The end result makes what’s supposed to be a big moment feel frivolous.  Fact of the matter is, we’re actually only a few issues away from Volume 4’s first hiatus, the “conclusion” for many people who failed to follow the new oddball release schedule (one issue every 5 or more years, announced over obscure blog posts, only sold on Facebook or the Mirage website, limited 1000 copies print runs).  April’s origin was a bomb dropped at a point where it had no impact.

Look, there are moments in this issue that are powerful even when you get past the “magic doodle baby” scenario.  The first and second April vanishing after a few months and leaving April’s parents devastated was heartbreaking.  You can imagine it absolutely destroying these people and the build up toward Mr. O’Neil drawing the final April was suitably well done, even if it’s unclear whether the emotional energy is what sustained April’s existence or the fact that her dad decided to use ink instead of pencil which is more “permanent”.

But this is a story more suited to an arthouse film or something.  This isn’t “Benjamin Button”, here.  This is “Teenage Mutant Ninja Turtles”.  You have an established character who served a vital (if dull) purpose for two decades and now she’s something completely ridiculous. 

There are other bits of subtext in here, such as the whole cockroach thing intimating Kafka’s “Metamorphisis” and the concept of existentialism, but it’s not so clever when the character flat out says, “Wow, this is just like Kafka’s ‘Metamorphisis’!  Boy, what a clever narrative!”  And the whole thing with the real April being the third try perhaps suggests discussions about miscarriages and abortion, prochoice vs. prolife, but god I don’t want to open THAT can of worms in the comments section of my site.

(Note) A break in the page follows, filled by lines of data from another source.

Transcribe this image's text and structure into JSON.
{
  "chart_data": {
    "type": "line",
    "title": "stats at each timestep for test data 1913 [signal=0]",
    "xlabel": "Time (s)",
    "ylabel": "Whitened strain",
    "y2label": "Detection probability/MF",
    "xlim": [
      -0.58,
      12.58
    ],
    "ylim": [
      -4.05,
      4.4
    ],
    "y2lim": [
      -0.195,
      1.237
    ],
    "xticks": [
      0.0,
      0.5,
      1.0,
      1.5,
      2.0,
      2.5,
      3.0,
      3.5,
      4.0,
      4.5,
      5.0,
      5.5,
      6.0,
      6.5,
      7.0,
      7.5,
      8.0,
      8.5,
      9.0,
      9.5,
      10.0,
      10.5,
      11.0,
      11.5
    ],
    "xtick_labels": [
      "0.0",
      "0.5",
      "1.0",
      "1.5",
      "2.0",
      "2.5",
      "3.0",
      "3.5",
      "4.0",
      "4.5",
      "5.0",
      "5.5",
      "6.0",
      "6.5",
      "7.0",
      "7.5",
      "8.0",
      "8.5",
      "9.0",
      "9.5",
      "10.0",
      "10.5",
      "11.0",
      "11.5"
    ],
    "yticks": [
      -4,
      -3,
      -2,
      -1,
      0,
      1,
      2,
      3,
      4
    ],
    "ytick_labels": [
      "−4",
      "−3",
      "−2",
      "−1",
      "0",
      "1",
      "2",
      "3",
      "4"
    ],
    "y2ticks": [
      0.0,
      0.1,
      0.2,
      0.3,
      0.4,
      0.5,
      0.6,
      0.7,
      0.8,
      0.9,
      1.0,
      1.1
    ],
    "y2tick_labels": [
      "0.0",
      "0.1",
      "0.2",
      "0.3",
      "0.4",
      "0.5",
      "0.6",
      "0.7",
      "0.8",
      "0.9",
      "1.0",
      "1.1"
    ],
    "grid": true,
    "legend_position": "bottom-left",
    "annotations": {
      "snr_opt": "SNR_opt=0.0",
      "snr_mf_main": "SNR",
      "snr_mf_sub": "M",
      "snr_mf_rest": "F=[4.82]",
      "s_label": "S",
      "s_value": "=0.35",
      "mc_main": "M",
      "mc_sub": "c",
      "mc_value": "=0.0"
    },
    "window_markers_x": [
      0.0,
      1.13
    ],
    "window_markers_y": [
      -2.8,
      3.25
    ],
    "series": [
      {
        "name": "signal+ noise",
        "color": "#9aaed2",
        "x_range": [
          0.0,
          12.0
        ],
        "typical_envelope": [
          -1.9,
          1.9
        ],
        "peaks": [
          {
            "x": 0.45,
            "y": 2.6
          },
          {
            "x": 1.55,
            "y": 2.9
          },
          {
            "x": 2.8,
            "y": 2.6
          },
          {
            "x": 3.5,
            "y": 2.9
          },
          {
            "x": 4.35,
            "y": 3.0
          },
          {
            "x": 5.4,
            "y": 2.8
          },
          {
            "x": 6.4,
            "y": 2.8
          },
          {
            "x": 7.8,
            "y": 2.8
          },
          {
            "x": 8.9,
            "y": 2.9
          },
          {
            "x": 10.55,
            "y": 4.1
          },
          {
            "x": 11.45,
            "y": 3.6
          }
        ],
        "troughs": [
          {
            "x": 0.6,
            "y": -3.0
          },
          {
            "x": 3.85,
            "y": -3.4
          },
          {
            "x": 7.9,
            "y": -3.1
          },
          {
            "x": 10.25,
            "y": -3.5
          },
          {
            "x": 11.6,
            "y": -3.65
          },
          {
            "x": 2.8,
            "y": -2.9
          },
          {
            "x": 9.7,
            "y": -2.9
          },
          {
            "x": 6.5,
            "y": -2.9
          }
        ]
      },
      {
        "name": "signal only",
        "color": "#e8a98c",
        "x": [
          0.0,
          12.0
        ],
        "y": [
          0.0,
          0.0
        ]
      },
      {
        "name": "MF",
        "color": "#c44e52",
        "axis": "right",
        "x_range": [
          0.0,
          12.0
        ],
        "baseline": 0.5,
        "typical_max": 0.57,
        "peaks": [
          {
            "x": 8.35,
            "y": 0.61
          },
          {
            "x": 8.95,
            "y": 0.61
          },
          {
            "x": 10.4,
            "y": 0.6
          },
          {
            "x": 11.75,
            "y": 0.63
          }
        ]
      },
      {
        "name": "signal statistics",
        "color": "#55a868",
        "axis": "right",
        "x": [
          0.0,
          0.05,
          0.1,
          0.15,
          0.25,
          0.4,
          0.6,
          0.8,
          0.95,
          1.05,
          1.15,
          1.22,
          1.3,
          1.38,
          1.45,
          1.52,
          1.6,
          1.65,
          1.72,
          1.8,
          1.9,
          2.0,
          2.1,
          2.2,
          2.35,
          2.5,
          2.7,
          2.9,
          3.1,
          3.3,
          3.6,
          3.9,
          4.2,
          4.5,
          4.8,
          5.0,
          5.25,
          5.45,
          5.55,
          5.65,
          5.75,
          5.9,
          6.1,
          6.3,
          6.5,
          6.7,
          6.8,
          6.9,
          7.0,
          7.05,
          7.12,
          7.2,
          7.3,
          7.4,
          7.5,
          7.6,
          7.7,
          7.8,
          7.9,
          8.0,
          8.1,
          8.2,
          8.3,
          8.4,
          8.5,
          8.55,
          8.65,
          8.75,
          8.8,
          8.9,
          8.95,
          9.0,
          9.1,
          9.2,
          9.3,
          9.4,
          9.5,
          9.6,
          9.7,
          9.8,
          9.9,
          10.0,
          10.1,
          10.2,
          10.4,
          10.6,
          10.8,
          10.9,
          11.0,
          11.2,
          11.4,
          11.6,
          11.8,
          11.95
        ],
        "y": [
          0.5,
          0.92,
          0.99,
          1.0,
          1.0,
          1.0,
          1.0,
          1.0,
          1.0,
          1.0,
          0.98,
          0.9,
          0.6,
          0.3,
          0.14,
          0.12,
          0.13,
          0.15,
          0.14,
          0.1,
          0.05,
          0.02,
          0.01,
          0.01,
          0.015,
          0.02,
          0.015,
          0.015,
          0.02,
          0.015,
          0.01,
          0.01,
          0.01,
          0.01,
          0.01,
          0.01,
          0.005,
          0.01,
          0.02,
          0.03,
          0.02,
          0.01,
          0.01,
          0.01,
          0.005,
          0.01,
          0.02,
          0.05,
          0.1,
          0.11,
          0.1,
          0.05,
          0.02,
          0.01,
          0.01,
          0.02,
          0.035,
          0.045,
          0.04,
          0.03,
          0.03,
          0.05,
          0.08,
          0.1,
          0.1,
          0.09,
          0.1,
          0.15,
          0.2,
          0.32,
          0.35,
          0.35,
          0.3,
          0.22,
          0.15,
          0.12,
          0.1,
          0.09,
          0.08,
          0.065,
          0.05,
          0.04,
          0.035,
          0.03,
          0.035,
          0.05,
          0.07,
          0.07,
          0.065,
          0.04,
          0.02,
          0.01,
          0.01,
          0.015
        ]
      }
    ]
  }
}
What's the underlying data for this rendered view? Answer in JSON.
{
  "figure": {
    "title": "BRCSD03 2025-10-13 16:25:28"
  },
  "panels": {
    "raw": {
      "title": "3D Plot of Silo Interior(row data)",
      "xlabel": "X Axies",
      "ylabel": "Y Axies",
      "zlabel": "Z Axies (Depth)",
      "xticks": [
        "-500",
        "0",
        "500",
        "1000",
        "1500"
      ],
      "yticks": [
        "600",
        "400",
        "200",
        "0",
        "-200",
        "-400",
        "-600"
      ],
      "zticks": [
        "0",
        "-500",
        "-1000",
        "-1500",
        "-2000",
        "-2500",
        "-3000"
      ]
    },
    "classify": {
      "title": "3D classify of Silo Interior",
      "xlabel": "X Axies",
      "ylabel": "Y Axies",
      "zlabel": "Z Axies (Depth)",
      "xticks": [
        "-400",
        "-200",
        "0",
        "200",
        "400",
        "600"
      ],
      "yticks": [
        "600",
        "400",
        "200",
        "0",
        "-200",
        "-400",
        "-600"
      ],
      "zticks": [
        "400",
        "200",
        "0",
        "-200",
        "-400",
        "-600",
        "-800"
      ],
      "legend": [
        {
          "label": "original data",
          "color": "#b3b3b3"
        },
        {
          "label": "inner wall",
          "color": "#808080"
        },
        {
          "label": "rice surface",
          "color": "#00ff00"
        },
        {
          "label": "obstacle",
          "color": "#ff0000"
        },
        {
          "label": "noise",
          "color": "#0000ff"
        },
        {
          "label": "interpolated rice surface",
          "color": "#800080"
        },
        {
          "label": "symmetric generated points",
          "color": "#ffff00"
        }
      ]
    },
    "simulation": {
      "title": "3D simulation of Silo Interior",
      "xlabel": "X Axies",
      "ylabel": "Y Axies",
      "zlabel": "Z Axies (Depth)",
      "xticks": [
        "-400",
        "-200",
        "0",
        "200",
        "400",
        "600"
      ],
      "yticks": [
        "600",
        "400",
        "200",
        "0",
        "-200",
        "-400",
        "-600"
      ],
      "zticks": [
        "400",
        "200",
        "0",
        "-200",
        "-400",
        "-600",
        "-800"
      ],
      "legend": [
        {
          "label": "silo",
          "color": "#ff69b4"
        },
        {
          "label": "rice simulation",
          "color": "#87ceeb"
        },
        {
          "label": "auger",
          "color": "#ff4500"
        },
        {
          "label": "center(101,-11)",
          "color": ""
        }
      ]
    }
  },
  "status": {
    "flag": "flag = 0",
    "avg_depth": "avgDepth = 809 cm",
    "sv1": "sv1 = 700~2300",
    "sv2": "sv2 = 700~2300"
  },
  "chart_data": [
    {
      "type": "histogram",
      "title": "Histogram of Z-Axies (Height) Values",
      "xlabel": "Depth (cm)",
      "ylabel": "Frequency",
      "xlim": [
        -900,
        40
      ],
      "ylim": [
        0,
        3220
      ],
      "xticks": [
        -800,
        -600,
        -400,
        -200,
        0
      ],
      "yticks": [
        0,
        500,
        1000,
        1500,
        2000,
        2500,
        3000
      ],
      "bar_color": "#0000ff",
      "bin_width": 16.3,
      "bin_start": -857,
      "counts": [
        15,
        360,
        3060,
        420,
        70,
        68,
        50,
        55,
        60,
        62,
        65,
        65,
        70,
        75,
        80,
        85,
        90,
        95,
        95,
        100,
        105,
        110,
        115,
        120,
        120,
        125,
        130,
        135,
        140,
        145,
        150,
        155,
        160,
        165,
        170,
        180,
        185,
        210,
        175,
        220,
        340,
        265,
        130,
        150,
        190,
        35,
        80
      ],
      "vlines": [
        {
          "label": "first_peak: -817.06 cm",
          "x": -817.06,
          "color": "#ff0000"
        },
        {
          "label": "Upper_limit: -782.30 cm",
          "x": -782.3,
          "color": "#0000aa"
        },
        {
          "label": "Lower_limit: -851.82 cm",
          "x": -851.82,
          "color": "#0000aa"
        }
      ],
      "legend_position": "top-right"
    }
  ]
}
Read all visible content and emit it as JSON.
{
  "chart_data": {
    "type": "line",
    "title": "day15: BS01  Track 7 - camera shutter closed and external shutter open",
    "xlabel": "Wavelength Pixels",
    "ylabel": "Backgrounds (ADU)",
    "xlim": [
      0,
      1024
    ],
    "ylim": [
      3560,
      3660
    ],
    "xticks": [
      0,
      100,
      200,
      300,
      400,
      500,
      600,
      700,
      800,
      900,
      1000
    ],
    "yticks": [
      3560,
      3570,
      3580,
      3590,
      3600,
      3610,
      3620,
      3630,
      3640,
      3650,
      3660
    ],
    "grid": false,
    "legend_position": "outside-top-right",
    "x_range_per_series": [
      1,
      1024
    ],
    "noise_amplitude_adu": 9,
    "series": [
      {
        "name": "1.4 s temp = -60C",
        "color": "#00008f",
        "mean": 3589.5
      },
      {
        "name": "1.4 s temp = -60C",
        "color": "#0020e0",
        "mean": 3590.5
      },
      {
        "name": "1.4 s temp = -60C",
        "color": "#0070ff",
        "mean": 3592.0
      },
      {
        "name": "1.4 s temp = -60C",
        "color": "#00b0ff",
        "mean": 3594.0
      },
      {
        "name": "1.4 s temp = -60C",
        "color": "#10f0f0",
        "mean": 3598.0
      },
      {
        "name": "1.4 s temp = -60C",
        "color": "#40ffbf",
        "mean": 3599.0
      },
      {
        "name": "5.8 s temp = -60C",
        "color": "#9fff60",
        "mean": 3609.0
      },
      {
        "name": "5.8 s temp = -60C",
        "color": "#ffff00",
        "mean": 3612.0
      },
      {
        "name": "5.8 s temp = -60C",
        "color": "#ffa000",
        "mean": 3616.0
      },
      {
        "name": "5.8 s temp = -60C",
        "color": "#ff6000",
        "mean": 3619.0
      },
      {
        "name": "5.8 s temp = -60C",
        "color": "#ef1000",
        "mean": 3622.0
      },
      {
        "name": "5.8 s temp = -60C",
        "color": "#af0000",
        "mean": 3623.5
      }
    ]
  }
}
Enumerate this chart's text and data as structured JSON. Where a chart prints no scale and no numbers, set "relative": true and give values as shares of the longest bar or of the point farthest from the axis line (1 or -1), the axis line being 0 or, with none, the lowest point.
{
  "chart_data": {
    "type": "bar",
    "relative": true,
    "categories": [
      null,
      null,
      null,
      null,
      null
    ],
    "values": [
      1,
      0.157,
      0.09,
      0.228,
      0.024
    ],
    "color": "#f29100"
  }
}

I think I’ve talked about this issue as much as I care to.  While I’ve no problem with April being changed from the “den mother/scale for reality” figure for the purpose of making her more interesting, it’s just a tad baffling that Laird would choose 21 years later to implement that change.  And when it comes so close to the point where Laird lost interest in Volume 4, it doesn’t really stick or achieve any payoff.  We’re basically at the 1 yard-line of the Mirage TMNT universe here, which is a hell of a time to drop “magic doodle baby” on us.